An audit has found incorrect rates of locality pay for a some offsite-working EPA employees, the latest in a series of reports making such findings that however involved only a small number of employees.
“The EPA cannot ensure that employees are paid the correct locality pay because it does not have comprehensive or reliable data to verify employees’ worksite locations . . . While locality pay is determined by the location from which employees regularly work, the EPA has not implemented an effective control mechanism to periodically verify that an employee’s work location is consistent with his or her assigned locality pay,” said the report.
Based on its own review of some 16,300 employees, the IG found indications of overpayments to four, totaling some $3,600; it said agency systems did not allow for determining whether any employees had been underpaid.
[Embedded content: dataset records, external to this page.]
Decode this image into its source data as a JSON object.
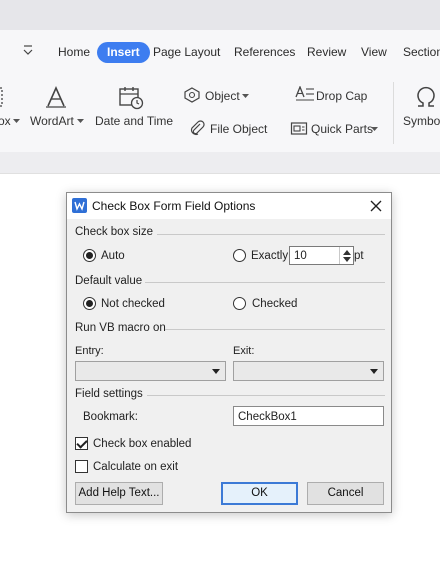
{
  "ribbon_tabs": {
    "home": "Home",
    "insert": "Insert",
    "page_layout": "Page Layout",
    "references": "References",
    "review": "Review",
    "view": "View",
    "section": "Section"
  },
  "ribbon": {
    "textbox_partial": "ox",
    "wordart": "WordArt",
    "date_time": "Date and Time",
    "object": "Object",
    "file_object": "File Object",
    "drop_cap": "Drop Cap",
    "quick_parts": "Quick Parts",
    "symbol": "Symbol"
  },
  "dialog": {
    "title": "Check Box Form Field Options",
    "size_group": "Check box size",
    "size_auto": "Auto",
    "size_exactly": "Exactly",
    "size_value": "10",
    "size_unit": "pt",
    "size_selected": "Auto",
    "default_group": "Default value",
    "not_checked": "Not checked",
    "checked": "Checked",
    "default_selected": "Not checked",
    "macro_group": "Run VB macro on",
    "entry_label": "Entry:",
    "exit_label": "Exit:",
    "entry_value": "",
    "exit_value": "",
    "field_group": "Field settings",
    "bookmark_label": "Bookmark:",
    "bookmark_value": "CheckBox1",
    "enabled_label": "Check box enabled",
    "enabled_checked": true,
    "calc_label": "Calculate on exit",
    "calc_checked": false,
    "help_button": "Add Help Text...",
    "ok_button": "OK",
    "cancel_button": "Cancel"
  },
  "colors": {
    "accent": "#3d7df0",
    "dialog_bg": "#f0f0f0",
    "default_button_border": "#3c7ad6"
  }
}
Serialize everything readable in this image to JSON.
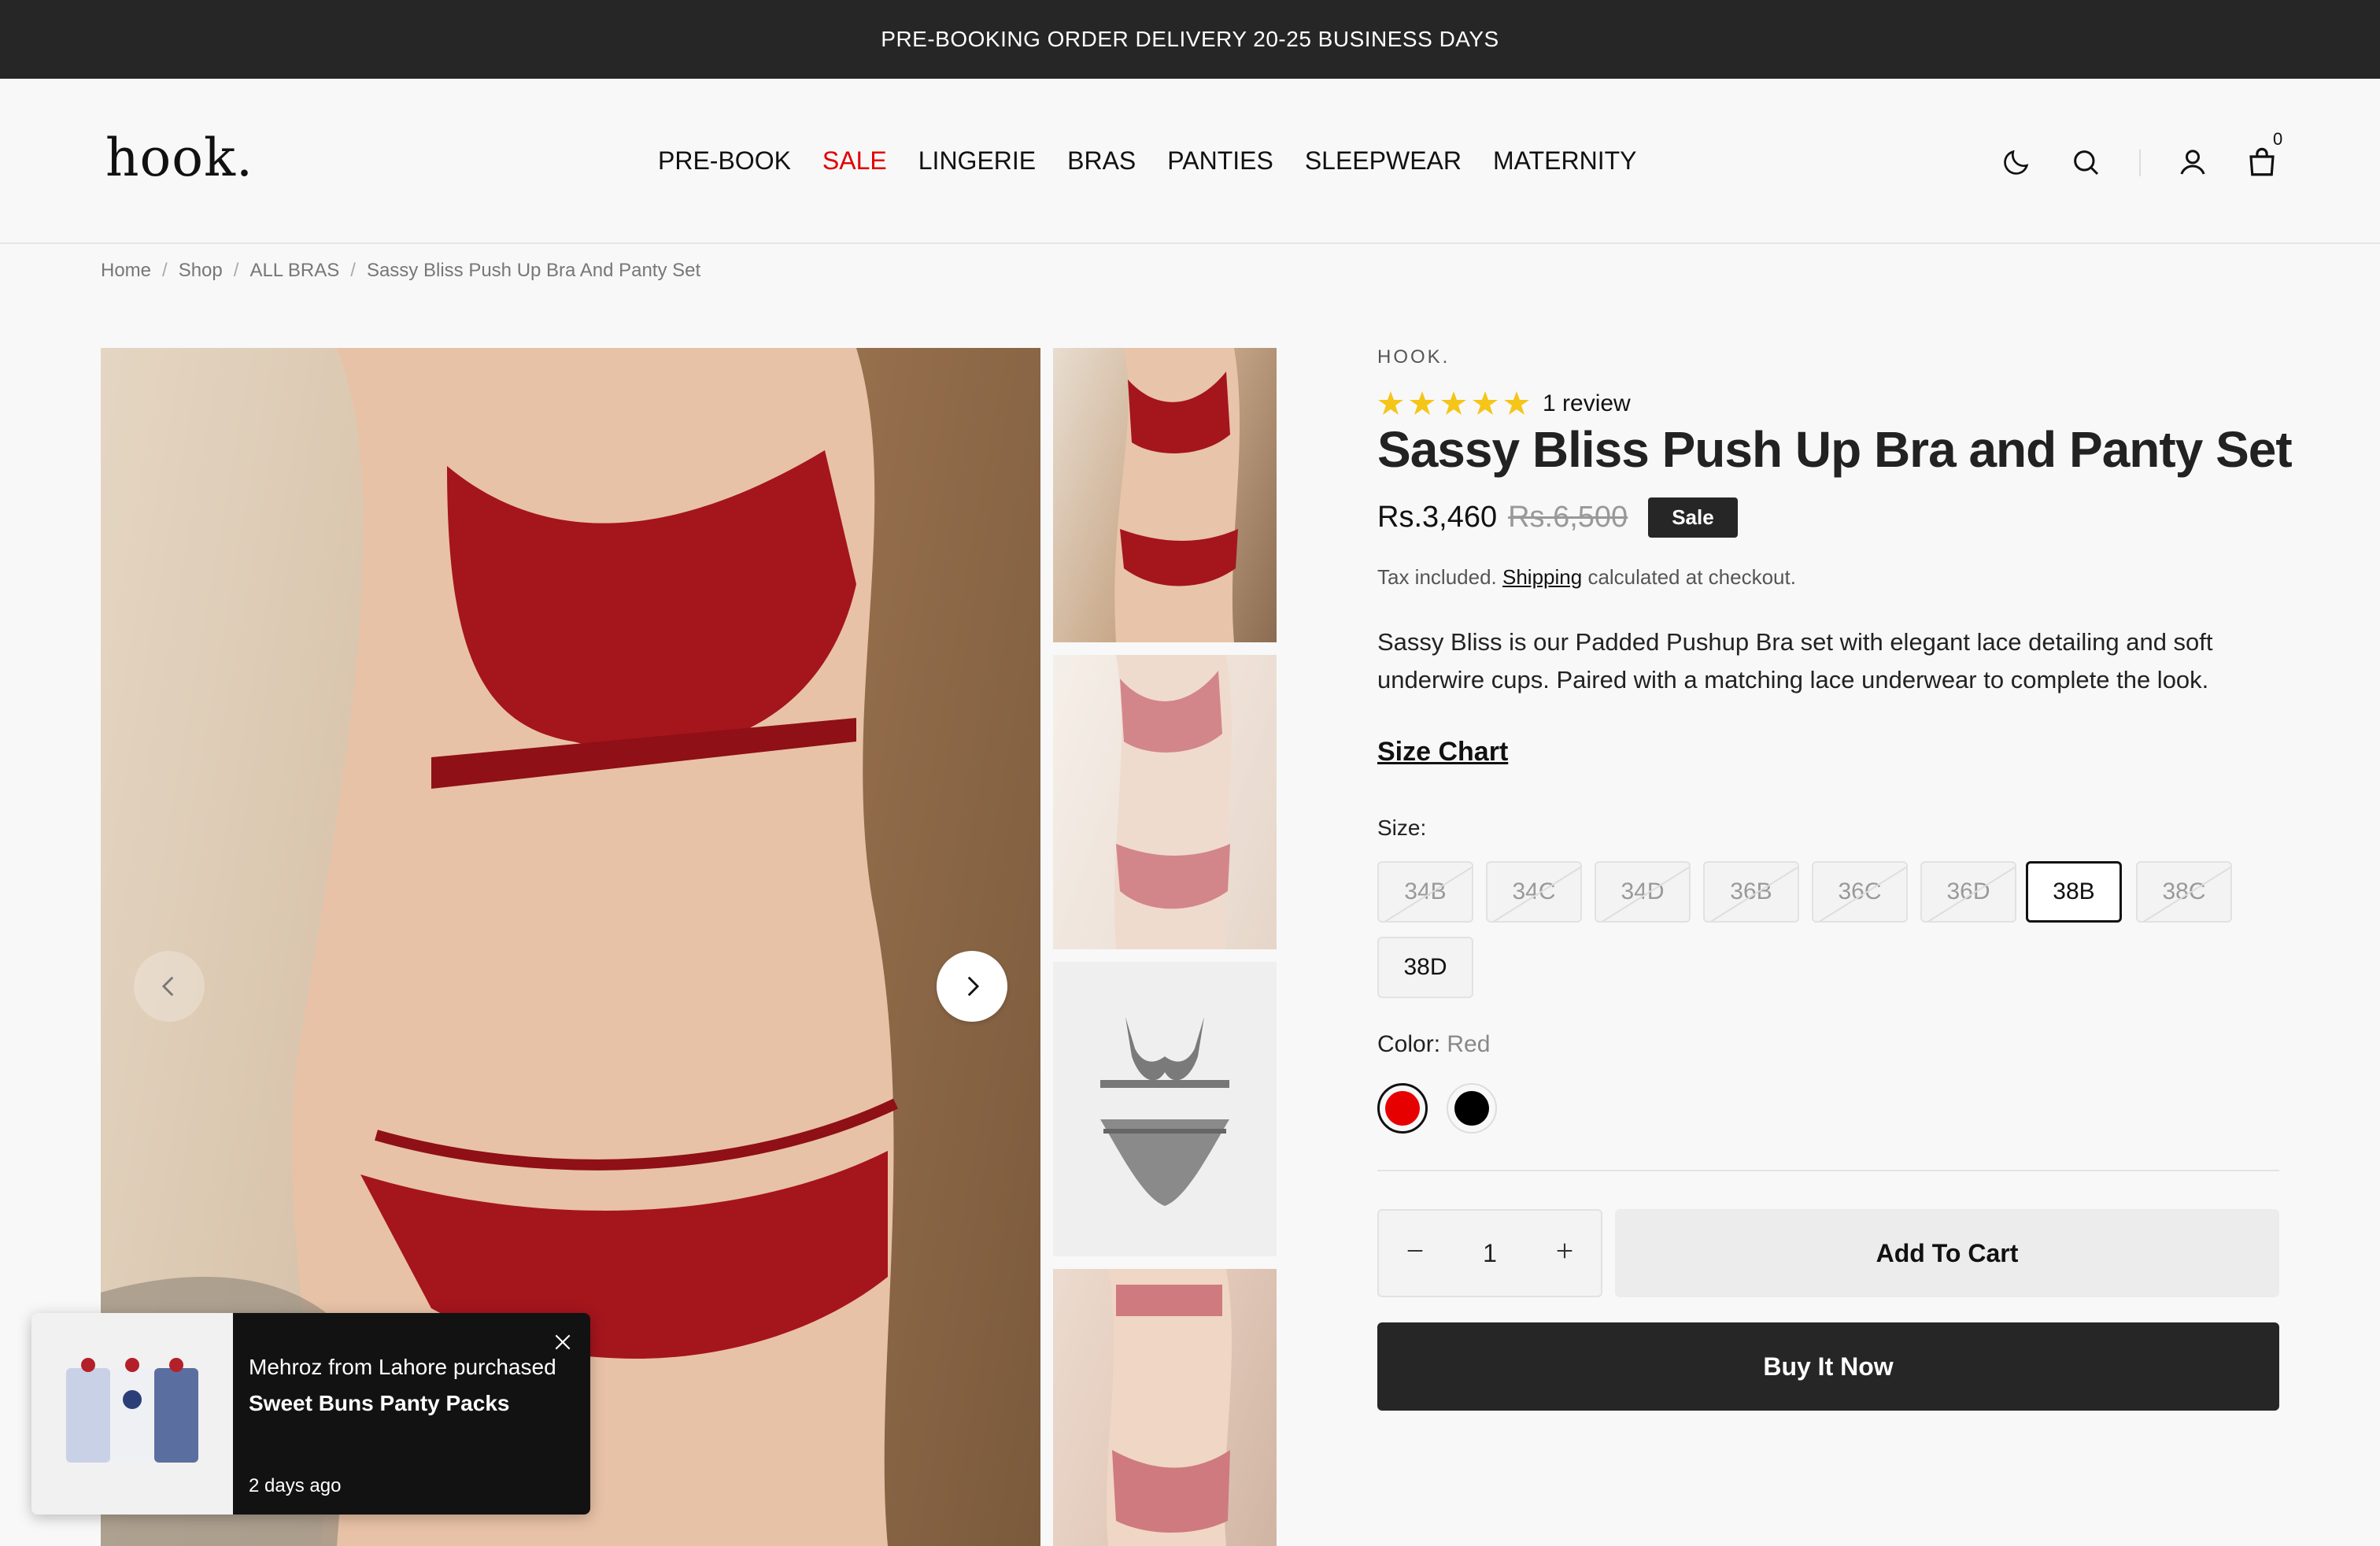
{
  "announcement": "PRE-BOOKING ORDER DELIVERY 20-25 BUSINESS DAYS",
  "logo": "hook.",
  "nav": {
    "prebook": "PRE-BOOK",
    "sale": "SALE",
    "lingerie": "LINGERIE",
    "bras": "BRAS",
    "panties": "PANTIES",
    "sleepwear": "SLEEPWEAR",
    "maternity": "MATERNITY"
  },
  "header_icons": [
    "theme-moon-icon",
    "search-icon",
    "account-icon",
    "cart-icon"
  ],
  "cart_count": "0",
  "breadcrumb": {
    "home": "Home",
    "shop": "Shop",
    "category": "ALL BRAS",
    "current": "Sassy Bliss Push Up Bra And Panty Set",
    "sep": "/"
  },
  "product": {
    "vendor": "HOOK.",
    "rating_stars": 5,
    "review_count": "1 review",
    "title": "Sassy Bliss Push Up Bra and Panty Set",
    "price": "Rs.3,460",
    "compare_price": "Rs.6,500",
    "badge": "Sale",
    "tax_prefix": "Tax included.",
    "tax_link": "Shipping",
    "tax_suffix": "calculated at checkout.",
    "description": "Sassy Bliss is our Padded Pushup Bra set with elegant lace detailing and soft underwire cups. Paired with a matching lace underwear to complete the look.",
    "size_chart": "Size Chart",
    "size_label": "Size:",
    "sizes": [
      "34B",
      "34C",
      "34D",
      "36B",
      "36C",
      "36D",
      "38B",
      "38C",
      "38D"
    ],
    "selected_size": "38B",
    "color_label": "Color:",
    "color_value": "Red",
    "colors": [
      "#e60000",
      "#000000"
    ],
    "quantity": "1",
    "add_to_cart": "Add To Cart",
    "buy_now": "Buy It Now"
  },
  "popup": {
    "line1": "Mehroz from Lahore purchased",
    "line2": "Sweet Buns Panty Packs",
    "time": "2 days ago"
  },
  "accent_colors": {
    "sale": "#e10000",
    "dark": "#262626",
    "star": "#f5c518"
  }
}
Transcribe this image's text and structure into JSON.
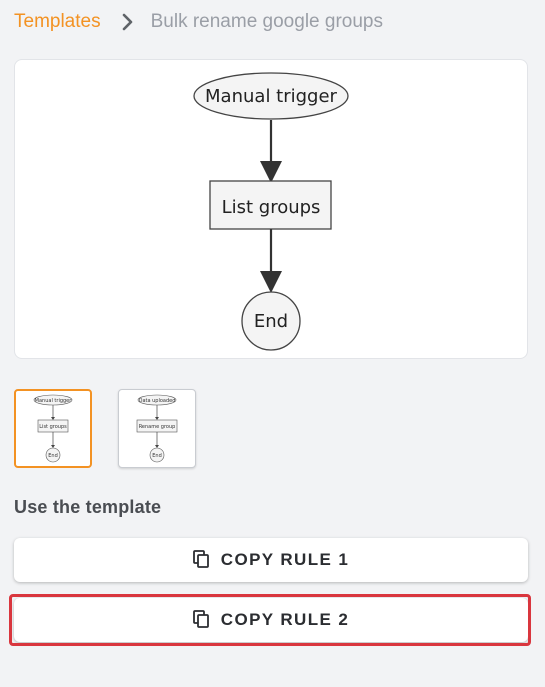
{
  "breadcrumb": {
    "root": "Templates",
    "current": "Bulk rename google groups"
  },
  "diagram": {
    "nodes": [
      "Manual trigger",
      "List groups",
      "End"
    ]
  },
  "thumbnails": [
    {
      "nodes": [
        "Manual trigger",
        "List groups",
        "End"
      ],
      "selected": true
    },
    {
      "nodes": [
        "Data uploaded",
        "Rename group",
        "End"
      ],
      "selected": false
    }
  ],
  "section": {
    "title": "Use the template"
  },
  "buttons": [
    {
      "label": "COPY RULE 1",
      "icon": "copy-icon"
    },
    {
      "label": "COPY RULE 2",
      "icon": "copy-icon",
      "highlighted": true
    }
  ],
  "colors": {
    "accent": "#f39223",
    "highlight": "#d9363e"
  }
}
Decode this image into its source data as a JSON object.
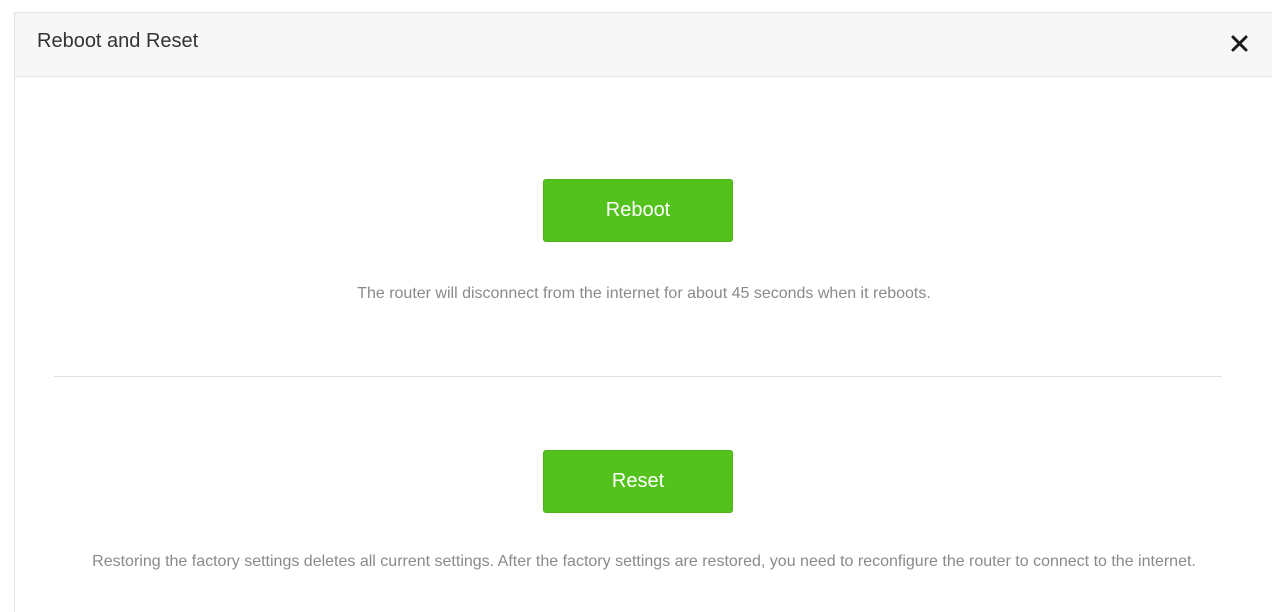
{
  "dialog": {
    "title": "Reboot and Reset",
    "close_icon": "close-icon"
  },
  "reboot": {
    "button_label": "Reboot",
    "description": "The router will disconnect from the internet for about 45 seconds when it reboots."
  },
  "reset": {
    "button_label": "Reset",
    "description": "Restoring the factory settings deletes all current settings. After the factory settings are restored, you need to reconfigure the router to connect to the internet."
  },
  "colors": {
    "button_green": "#53c21c",
    "header_bg": "#f7f7f7",
    "description_text": "#8a8a8a"
  }
}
The EPA agreed with a recommendation to annually verify whether employees are working in locations in accordance with their assigned locality pay.
Prior reports from the IGs of a half-dozen other agencies similarly found incorrect locality pay—in some cases, underpayments—but for only small numbers of employees, and similarly blamed shortcomings in agency records systems rather than misconduct by employees.
The reports have come in response to requests from Capitol Hill Republicans who asserted that overpayments were widespread—an assertion that the Trump administration in turn cited in its directive earlier this year generally cancelling offsite working arrangements.